Ten years ago: Iran defied a U.N. deadline to stop enriching uranium. President George W. Bush, addressing an American Legion convention in Salt Lake City, predicted victory in the war on terror, likening the struggle against Islamic fundamentalism with the fight against Nazis and communists. Police in Norway recovered the Edvard Munch (AYD’-vart moongk) masterpieces “The Scream” and “Madonna” two years after masked gunmen grabbed the national art treasures in front of stunned visitors at an Oslo museum.
Five years ago: The Wartime Contracting Commission issued a report saying the U.S. had lost billions of dollars to waste and fraud in Iraq and Afghanistan and stood to repeat that in future wars without big changes in how the government awarded and managed contracts for battlefield support and reconstruction projects. Betty Skelton Erde (ur-dee), 85, an aviation and auto racing pioneer once called the fastest woman on Earth, died in The Villages, Florida.

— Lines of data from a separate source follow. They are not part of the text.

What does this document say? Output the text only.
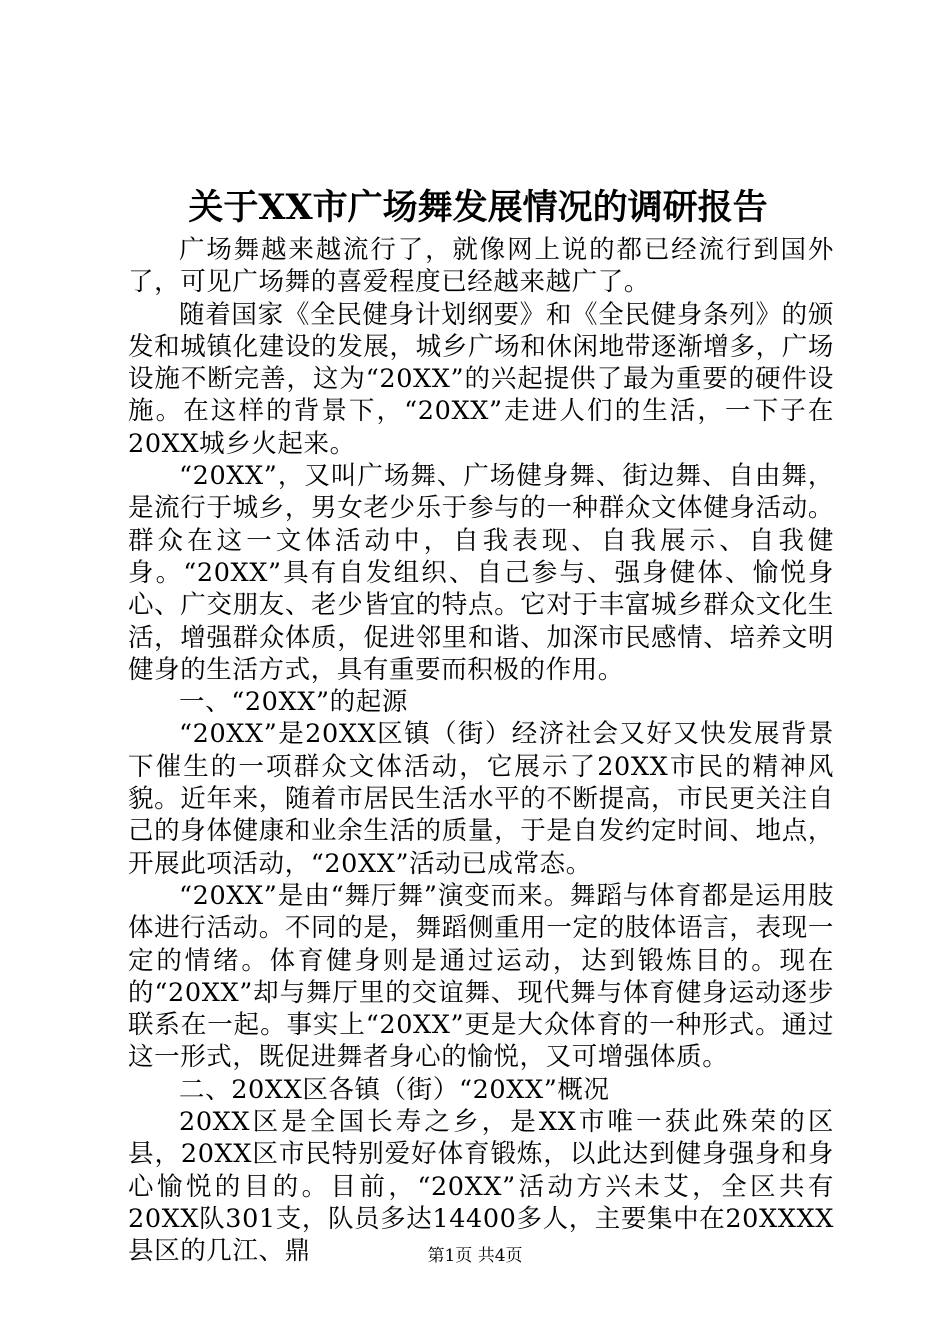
关于XX市广场舞发展情况的调研报告

广场舞越来越流行了，就像网上说的都已经流行到国外了，可见广场舞的喜爱程度已经越来越广了。

随着国家《全民健身计划纲要》和《全民健身条列》的颁发和城镇化建设的发展，城乡广场和休闲地带逐渐增多，广场设施不断完善，这为“20XX”的兴起提供了最为重要的硬件设施。在这样的背景下，“20XX”走进人们的生活，一下子在20XX城乡火起来。

“20XX”，又叫广场舞、广场健身舞、街边舞、自由舞，是流行于城乡，男女老少乐于参与的一种群众文体健身活动。群众在这一文体活动中，自我表现、自我展示、自我健身。“20XX”具有自发组织、自己参与、强身健体、愉悦身心、广交朋友、老少皆宜的特点。它对于丰富城乡群众文化生活，增强群众体质，促进邻里和谐、加深市民感情、培养文明健身的生活方式，具有重要而积极的作用。

一、“20XX”的起源

“20XX”是20XX区镇（街）经济社会又好又快发展背景下催生的一项群众文体活动，它展示了20XX市民的精神风貌。近年来，随着市居民生活水平的不断提高，市民更关注自己的身体健康和业余生活的质量，于是自发约定时间、地点，开展此项活动，“20XX”活动已成常态。

“20XX”是由“舞厅舞”演变而来。舞蹈与体育都是运用肢体进行活动。不同的是，舞蹈侧重用一定的肢体语言，表现一定的情绪。体育健身则是通过运动，达到锻炼目的。现在的“20XX”却与舞厅里的交谊舞、现代舞与体育健身运动逐步联系在一起。事实上“20XX”更是大众体育的一种形式。通过这一形式，既促进舞者身心的愉悦，又可增强体质。

二、20XX区各镇（街）“20XX”概况

20XX区是全国长寿之乡，是XX市唯一获此殊荣的区县，20XX区市民特别爱好体育锻炼，以此达到健身强身和身心愉悦的目的。目前，“20XX”活动方兴未艾，全区共有20XX队301支，队员多达14400多人，主要集中在20XXXX县区的几江、鼎	第1页 共4页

One year ago: President Barack Obama, opening a three-day visit to Alaska, painted a doomsday scenario for the Arctic and beyond if climate change wasn’t dealt with fast: entire nations submerged underwater, cities abandoned and refugees fleeing in droves as conflict broke out across the globe. The State Department released roughly 7,000 pages of Hillary Rodham Clinton’s emails, including about 150 emails that were censored because they contained information deemed classified. Frazier Glenn Miller, a white supremacist who admitted killing three people at two suburban Kansas City Jewish sites, gave jurors in Olathe, Kansas, a Nazi salute after they convicted him of murder and other charges for the shootings. (The same jury sentenced Miller to death.)

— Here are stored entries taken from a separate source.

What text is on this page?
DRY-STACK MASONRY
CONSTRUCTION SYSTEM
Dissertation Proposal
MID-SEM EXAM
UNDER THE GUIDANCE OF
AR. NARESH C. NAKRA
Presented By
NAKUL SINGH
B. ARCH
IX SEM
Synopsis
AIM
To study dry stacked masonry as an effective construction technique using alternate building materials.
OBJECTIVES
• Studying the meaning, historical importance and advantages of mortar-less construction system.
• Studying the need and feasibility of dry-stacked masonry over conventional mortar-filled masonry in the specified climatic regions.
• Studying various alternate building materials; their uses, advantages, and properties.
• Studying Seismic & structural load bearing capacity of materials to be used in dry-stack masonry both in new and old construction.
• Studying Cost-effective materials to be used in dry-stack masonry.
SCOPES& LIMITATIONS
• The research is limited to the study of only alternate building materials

Today’s Birthdays: Japanese monster movie actor Katsumi Tezuka is 104. Baseball Hall-of-Famer Frank Robinson is 81. Actor Warren Berlinger is 79. Rock musician Jerry Allison (Buddy Holly and the Crickets) is 77. Actor Jack Thompson is 76. Violinist Itzhak Perlman is 71. Singer Van Morrison is 71. Rock musician Rudolf Schenker (The Scorpions) is 68. Actor Richard Gere is 67. Olympic gold medal track and field athlete Edwin Moses is 61. Rock singer Glenn Tilbrook (Squeeze) is 59. Rock musician Gina Schock (The Go-Go’s) is 59. Singer Tony DeFranco (The DeFranco Family) is 57. Rhythm-and-blues musician Larry Waddell (Mint Condition) is 53. Actor Jaime P. Gomez is 51. Baseball pitcher Hideo Nomo is 48. Rock musician Jeff Russo (Tonic) is 47. Singer-composer Deborah Gibson is 46. Rock musician Greg Richling (Wallflowers) is 46. Actor Zack Ward is 46. Golfer Padraig Harrington is 45. Actor Chris Tucker is 44. Actress Sara Ramirez is 41. Rhythm-and-blues singer Tamara (Trina & Tamara) is 39.
Thought for Today: “Every man in the world is better than someone else and not as good someone else.” — William Saroyan, American author (1908-1981).